Sin embargo, los colegios particulares pagados han quedado fuera de este sistema de admisión, es decir, continúan conservando un poder total para organizar sus propios procesos de admisión y decidir a quiénes se les ofrecerá un cupo. Mientras el país implementa un nuevo sistema de admisión, para casi el 93% de la educación escolar, que introduce una noción de justicia al exigir a todos los establecimientos escolares que eduquen a todos los niños con independencia de sus condiciones previas, el mundo particular pagado ha quedado al margen. Y la pregunta que esto abre es por qué los niños y familias de estratos sociales altos han quedado de lado y expuestos a arbitrariedades como las que el reportaje mencionado develó.

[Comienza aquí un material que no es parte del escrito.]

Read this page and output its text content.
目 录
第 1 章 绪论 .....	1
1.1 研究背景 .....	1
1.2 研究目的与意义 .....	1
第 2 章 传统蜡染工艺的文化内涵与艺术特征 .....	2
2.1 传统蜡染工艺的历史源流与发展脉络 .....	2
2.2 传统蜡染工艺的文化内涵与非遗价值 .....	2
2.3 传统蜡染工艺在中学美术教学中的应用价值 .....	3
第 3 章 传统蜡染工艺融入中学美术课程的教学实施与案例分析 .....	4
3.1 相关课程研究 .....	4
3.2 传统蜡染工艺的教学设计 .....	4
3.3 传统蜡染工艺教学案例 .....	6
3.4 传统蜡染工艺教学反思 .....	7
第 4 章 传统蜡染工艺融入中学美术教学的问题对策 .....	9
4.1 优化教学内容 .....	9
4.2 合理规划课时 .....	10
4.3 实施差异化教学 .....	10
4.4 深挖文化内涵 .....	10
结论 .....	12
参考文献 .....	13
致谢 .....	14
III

En suma, por una parte, la sociedad chilena parece aceptar que en sus comunas de mayores ingresos opere un sistema escolar altamente segregado sin la existencia de ningún tipo de regulación para moderarla. No se trata de un sistema escolar que divide a los grupos medios y bajos, consiste también en uno donde sus elites se educan en marcadas condiciones de auto clausura, en base a diferencias religiosas, económicas o lingüísticas, que los procesos de admisión aseguran. Y por otra, estas prácticas dejan ver lo alejados que estamos como sociedad, incluso en los estratos altos, de una comprensión acerca de los procesos de desarrollo infantil necesarios para construir habilidades socioemocionales y académicas para el siglo 21, así como de los procesos para producir habilidades cívicas también claves para la vida de una comunidad política.